I mostly stick to Common figs for a practical reason: reliability. To grow Smyrna types, I would need to plant inedible Caprifigs (the male trees) nearby to host the wasps. It’s a lot of real estate to dedicate to trees that don’t produce food for humans, just to keep a colony of bugs alive. Plus, if the wasp population crashes—which can happen with extreme temperature swings—my crop fails.
However, I do have a few trees that require pollination because, frankly, the taste is superior. A wasp-pollinated fig has a nuttiness and a texture that the parthenocarpic ones just can’t match. The seeds are viable, which gives them a satisfying crunch, like a raspberry.
When I’m out there harvesting, I’m looking for very specific signs. You don’t just yank a fig off the tree; it won’t ripen once picked. You have to wait for the tree to surrender it.
Here is my checklist for the perfect harvest:
The Neck Droop: The fruit should hang heavy, bending at the neck as if it’s tired.
The Cracks: I look for “stretch marks” on the skin. It implies the sugar content is bursting out.
The Touch: It should feel like a soft water balloon, barely holding itself together.
The Tear: When I pull it, the skin at the stem should tear slightly, oozing a drop of white, sticky sap.
That sap, by the way, contains that enzyme ficin I mentioned earlier.
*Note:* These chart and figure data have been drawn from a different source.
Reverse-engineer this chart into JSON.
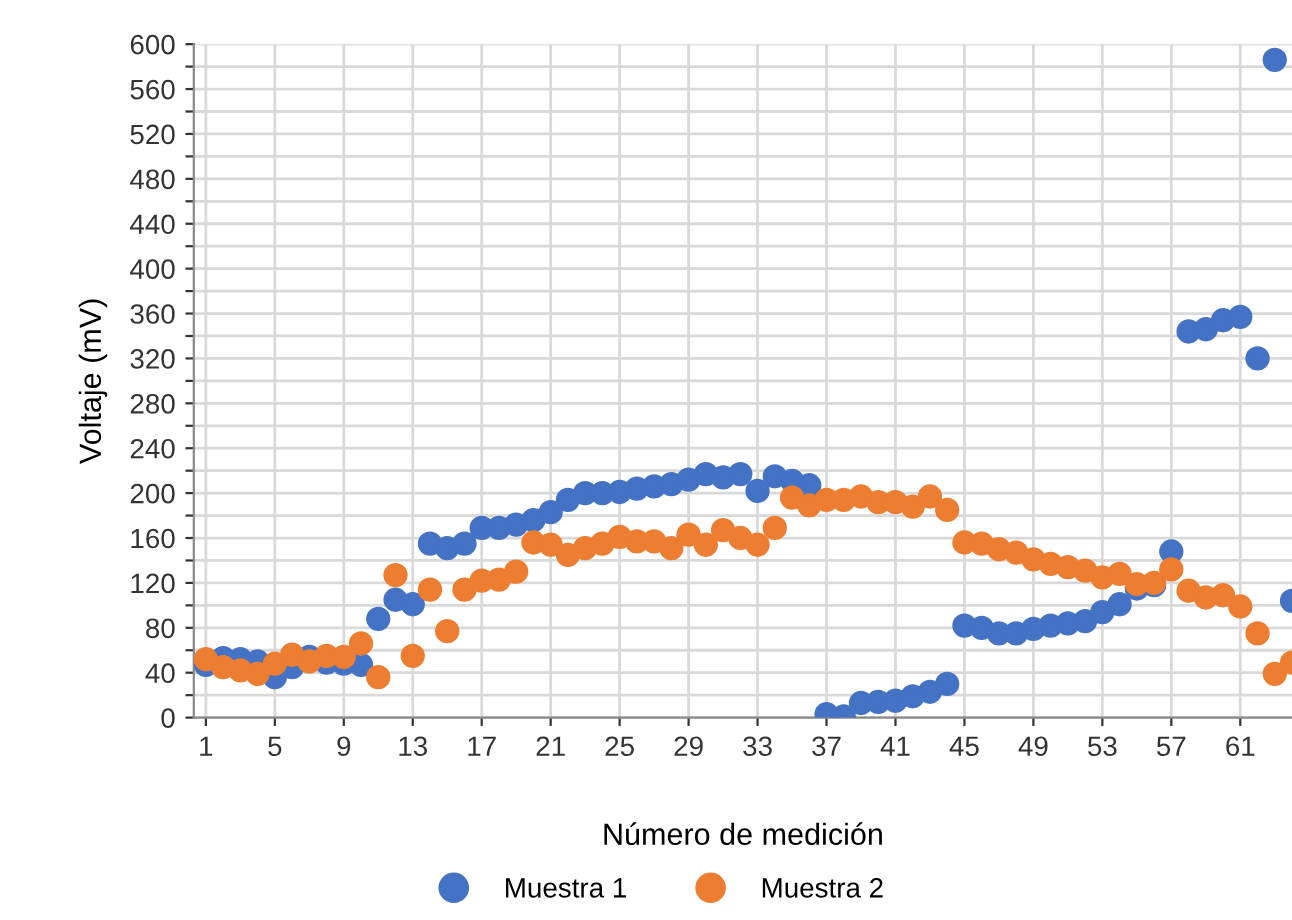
{
  "chart_data": {
    "type": "scatter",
    "xlabel": "Número de medición",
    "ylabel": "Voltaje (mV)",
    "x": [
      1,
      2,
      3,
      4,
      5,
      6,
      7,
      8,
      9,
      10,
      11,
      12,
      13,
      14,
      15,
      16,
      17,
      18,
      19,
      20,
      21,
      22,
      23,
      24,
      25,
      26,
      27,
      28,
      29,
      30,
      31,
      32,
      33,
      34,
      35,
      36,
      37,
      38,
      39,
      40,
      41,
      42,
      43,
      44,
      45,
      46,
      47,
      48,
      49,
      50,
      51,
      52,
      53,
      54,
      55,
      56,
      57,
      58,
      59,
      60,
      61,
      62,
      63,
      64
    ],
    "series": [
      {
        "name": "Muestra 1",
        "color": "#4472c4",
        "values": [
          47,
          53,
          52,
          50,
          36,
          45,
          54,
          49,
          48,
          47,
          88,
          105,
          101,
          155,
          151,
          155,
          169,
          169,
          172,
          176,
          183,
          194,
          200,
          200,
          201,
          204,
          206,
          208,
          212,
          217,
          214,
          217,
          202,
          215,
          211,
          207,
          3,
          1,
          13,
          14,
          15,
          19,
          23,
          30,
          82,
          80,
          75,
          75,
          79,
          82,
          84,
          86,
          94,
          101,
          115,
          118,
          148,
          344,
          346,
          354,
          357,
          320,
          586,
          104
        ]
      },
      {
        "name": "Muestra 2",
        "color": "#ed7d31",
        "values": [
          52,
          45,
          42,
          39,
          48,
          56,
          50,
          55,
          54,
          66,
          36,
          127,
          55,
          114,
          77,
          114,
          122,
          123,
          130,
          156,
          154,
          145,
          151,
          155,
          161,
          157,
          157,
          151,
          163,
          154,
          167,
          160,
          154,
          169,
          196,
          189,
          194,
          194,
          197,
          192,
          192,
          188,
          197,
          185,
          156,
          155,
          150,
          147,
          141,
          137,
          134,
          131,
          125,
          128,
          119,
          120,
          132,
          113,
          107,
          109,
          99,
          75,
          39,
          49
        ]
      }
    ],
    "xlim": [
      0.3,
      64
    ],
    "xticks": [
      1,
      5,
      9,
      13,
      17,
      21,
      25,
      29,
      33,
      37,
      41,
      45,
      49,
      53,
      57,
      61
    ],
    "ylim": [
      0,
      600
    ],
    "yticks": [
      0,
      {
        "value": 20,
        "label": null
      },
      40,
      {
        "value": 60,
        "label": null
      },
      80,
      {
        "value": 100,
        "label": null
      },
      120,
      {
        "value": 140,
        "label": null
      },
      160,
      {
        "value": 180,
        "label": null
      },
      200,
      {
        "value": 220,
        "label": null
      },
      240,
      {
        "value": 260,
        "label": null
      },
      280,
      {
        "value": 300,
        "label": null
      },
      320,
      {
        "value": 340,
        "label": null
      },
      360,
      {
        "value": 380,
        "label": null
      },
      400,
      {
        "value": 420,
        "label": null
      },
      440,
      {
        "value": 460,
        "label": null
      },
      480,
      {
        "value": 500,
        "label": null
      },
      520,
      {
        "value": 540,
        "label": null
      },
      560,
      {
        "value": 580,
        "label": null
      },
      600
    ],
    "grid": true,
    "marker": "circle",
    "legend": "bottom"
  }
}
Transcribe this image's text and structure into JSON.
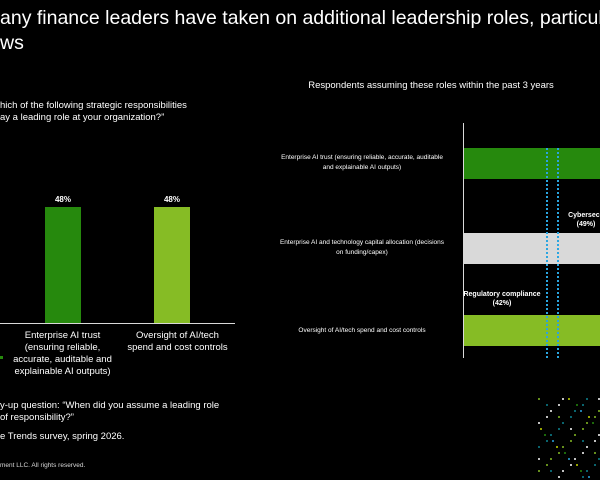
{
  "header": {
    "title_line1": "any finance leaders have taken on additional leadership roles, particularl",
    "title_line2": "ws"
  },
  "left_panel": {
    "question_line1": "hich of the following strategic responsibilities",
    "question_line2": "ay a leading role at your organization?”"
  },
  "chart_data": [
    {
      "type": "bar",
      "title": "",
      "categories": [
        "Enterprise AI trust (ensuring reliable, accurate, auditable and explainable AI outputs)",
        "Oversight of AI/tech spend and cost controls"
      ],
      "category_lines": [
        [
          "Enterprise AI trust",
          "(ensuring reliable,",
          "accurate, auditable and",
          "explainable AI outputs)"
        ],
        [
          "Oversight of AI/tech",
          "spend and cost controls"
        ]
      ],
      "values": [
        48,
        48
      ],
      "value_labels": [
        "48%",
        "48%"
      ],
      "colors": [
        "#26890d",
        "#86bc25"
      ],
      "ylim": [
        0,
        60
      ]
    },
    {
      "type": "bar",
      "orientation": "horizontal",
      "title": "Respondents assuming these roles within the past 3 years",
      "categories": [
        "Enterprise AI trust (ensuring reliable, accurate, auditable and explainable AI outputs)",
        "Enterprise AI and technology capital allocation (decisions on funding/capex)",
        "Oversight of AI/tech spend and cost controls"
      ],
      "category_lines": [
        [
          "Enterprise AI trust (ensuring reliable, accurate, auditable",
          "and explainable AI outputs)"
        ],
        [
          "Enterprise AI and technology capital allocation (decisions",
          "on funding/capex)"
        ],
        [
          "Oversight of AI/tech spend and cost controls"
        ]
      ],
      "colors": [
        "#26890d",
        "#d9d9d9",
        "#86bc25"
      ],
      "reference_lines": [
        {
          "name": "Regulatory compliance",
          "value_label": "(42%)"
        },
        {
          "name": "Cybersecu",
          "value_label": "(49%)"
        }
      ]
    }
  ],
  "footer": {
    "note_line1": "y-up question: “When did you assume a leading role",
    "note_line2": "of responsibility?”",
    "source": "e Trends survey, spring 2026.",
    "copyright": "ment LLC. All rights reserved."
  }
}
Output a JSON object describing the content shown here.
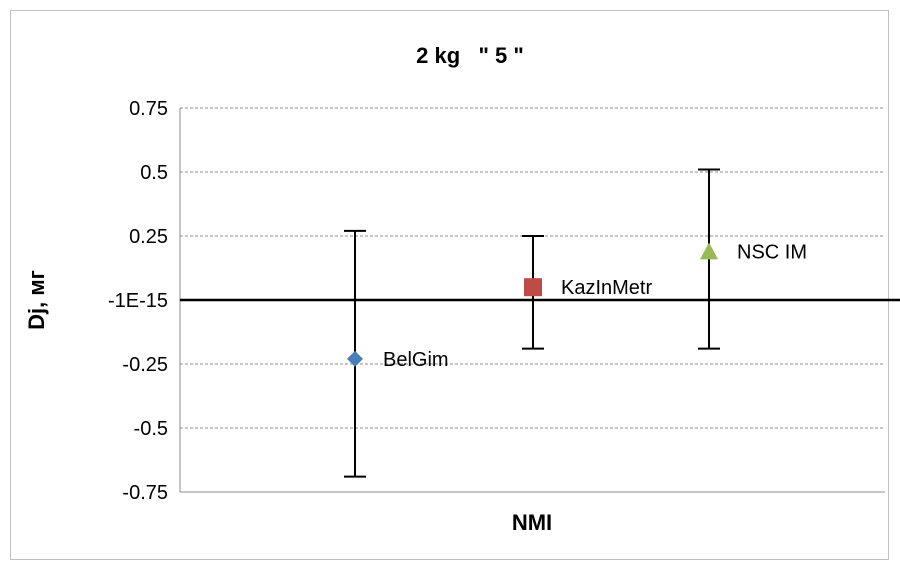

It can be a skin irritant if you get too much on you, causing “fig burn,” so I always wear long sleeves even in the July heat.
From Tree to Table: Getting Over the “Bug Factor”
I want to encourage you to look at this differently. In our modern, sanitized world, we want our food to be sterile. We want apples with wax coatings and carrots that look like they came from a factory. But real food—food with soul—is part of an ecosystem.
The fig and the wasp are a beautiful example of nature’s complexity. Without the wasp, the fig tree species would have gone extinct millions of years ago. The fact that the fruit absorbs the insect is just nature’s way of recycling energy.
When I slice open a fresh Anjeer (that’s the Persian name, and we have a huge Persian community here in San Diego who truly appreciate a good fig), I’m not looking for bugs. I’m looking for that deep red, jelly-like interior that signals pure sweetness.
Why you should embrace the fig, history and all:
Nutritional Powerhouse: They are high in fiber, potassium, and antioxidants.
Evolutionary Wonder: You are eating a plant that has survived by making a pact with an insect.
Culinary Versatility: grilled with goat cheese, wrapped in prosciutto, or just eaten sun-warm right off the branch.
So, next time you see a basket of figs at the market, don’t think about the wasps. Think about the sunshine, the history, and the incredible biological engineering that went into creating that packet of sugar. And if you’re eating a Black Mission or a Brown Turkey, you can rest easy knowing the only thing inside that fruit is deliciousness.
But between you and me? Even if I’m eating a Calimyrna, I don’t mind. It’s just a little extra protein, right?